Our current work integrates molecular genetics and pathology, genomics and bioinformatics to gain knowledge in the field of the plant-pathogen interactions.
Broadly, our research is critical for the development of environmentally sound methods to minimize not only the impact of diseases and economic losses in agriculture worldwide, but also food contamination by human pathogens. Research in the lab is focused on two main objectives:
1) to understand the mechanisms by which plants defend themselves against bacterial infection (plant innate immunity).2) to study virulence strategies evolved by bacterial pathogens to overcome/avoid plant defenses (bacterial pathogenesis and fitness).
Basal immunity in plants, much like innate immunity in animals, is activated by the recognition of pathogen-associated molecular patterns (PAMPs; the conserved molecules among microbes). The functional role of basal innate immunity in limiting bacterial infection has been unclear until recently. We have found that a major function of the PAMP-induced innate immunity is stomatal defense against bacterial entry into the plant tissue. Opening and closure of stomata is controlled by environmental factors such as light, humidity, and CO2 concentration among others.
It has been thought that stomata (unwittingly) provide ports for bacterial entry into internal tissues. Surprisingly, we discovered that stomata function as an active defense, closing in response to plant and human pathogenic bacteria, as well as purified PAMPs. Stomatal closure in response to these treatments requires several components of the plant innate immunity and abscisic acid signaling. Thus, stomata play a crucial role in restricting bacterial infection.

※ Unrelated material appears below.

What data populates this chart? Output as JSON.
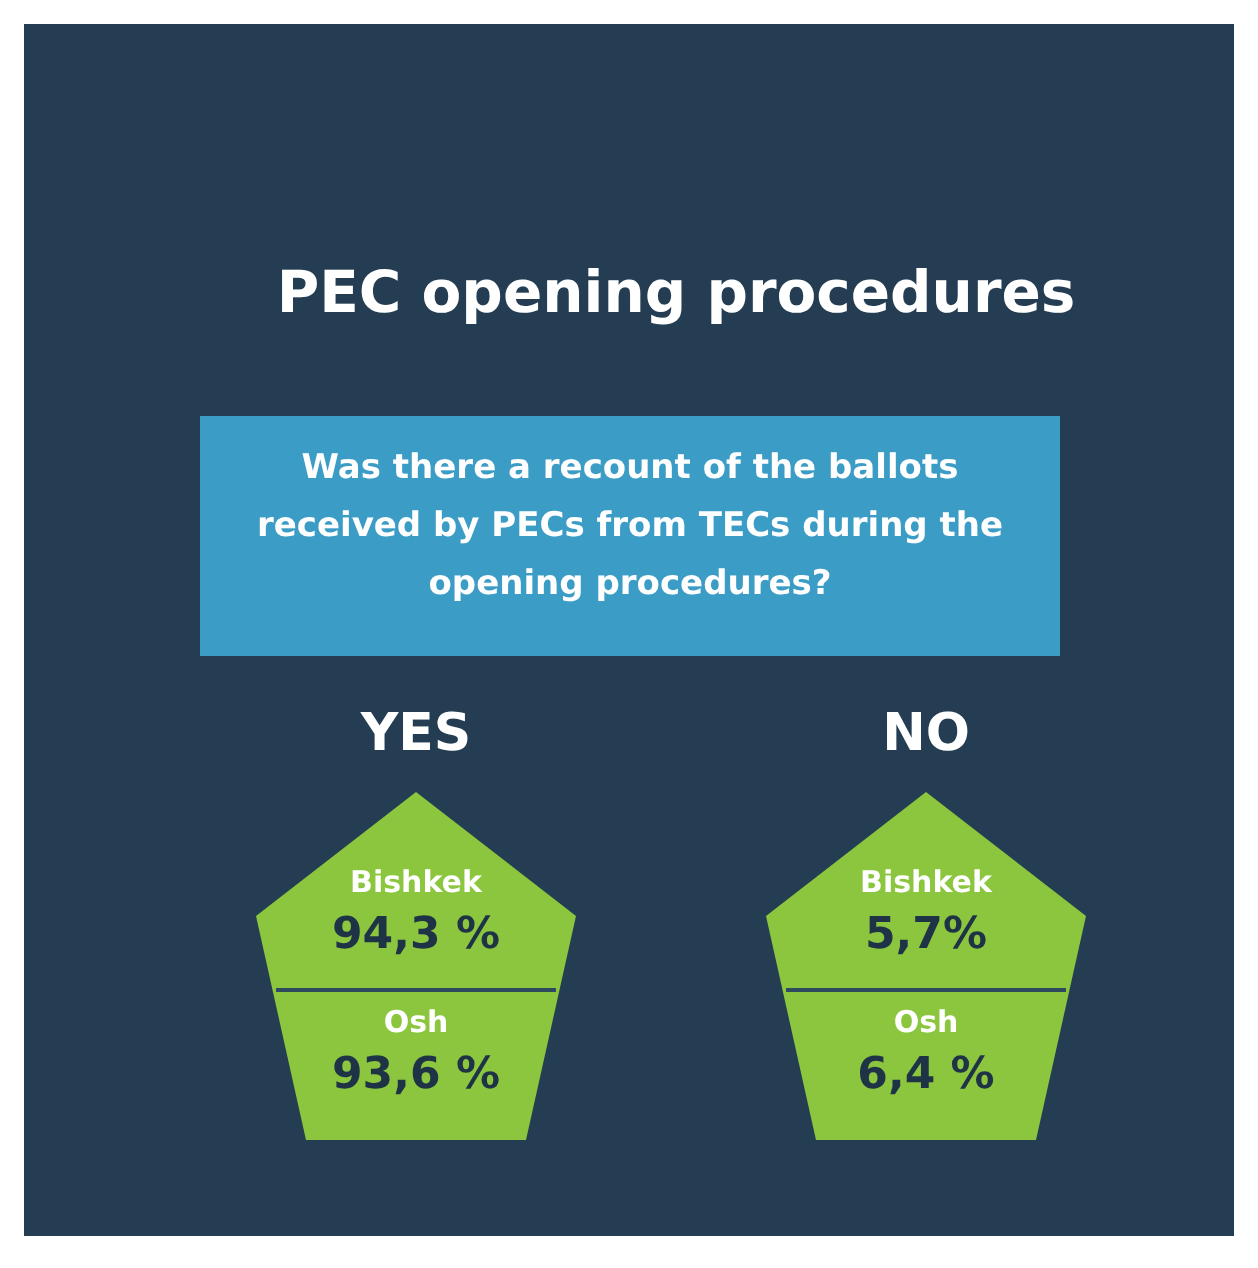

We also discovered that plant pathogens are able to overcome stomatal defenses by re-opening the pore, thereby gaining entry to the intercellular spaces, ultimately leading to colonization and disease. This observation led us to hypothesize that to be a successful plant pathogen, a bacterium must evolve virulence factors to overcome stomatal defense and/or rely on environmental conditions under which stomata cannot effectively respond to PAMPs. In the case of Pseudomonas syringae pv. tomato (Pst) DC3000, which infects Arabidopsis and tomato, We have shown that the toxin coronatine is responsible for re-opening of stomata. More recently in my laboratory, we have proposed that some human pathogens could potentially trigger a weak immunity (stomatal and apoplastic) by evolving PAMPs that can no longer be recognized by plants. As an example, we have shown that Samonella enterica serovar Typhimurium SL1344, unlike Escherichia coli O157:H7, induces a mild immunity in Arabidopsis and lettuce. We provided evidence that SL1344, by avoiding plant’s recognition, may be able to penetrate and survive as an endophyte more efficiently than O157:H7.
Our current research effort is geared towards uncovering this novel and crucial early host-bacterium interaction in the phyllosphere. The discovery of host-bacterium battles at stomata represents a significant conceptual advance in our understanding of not only bacterial pathogenesis and stomatal biology but also microbial ecology of plant and human pathogenic bacteria in the phyllosphere.
Research in the lab is funded by the NIH - National Institute of Allergy and Infections Disease , UTA start up funds, as well as scholarships from the Brazilian Funding Agencies CAPES and FAPESP.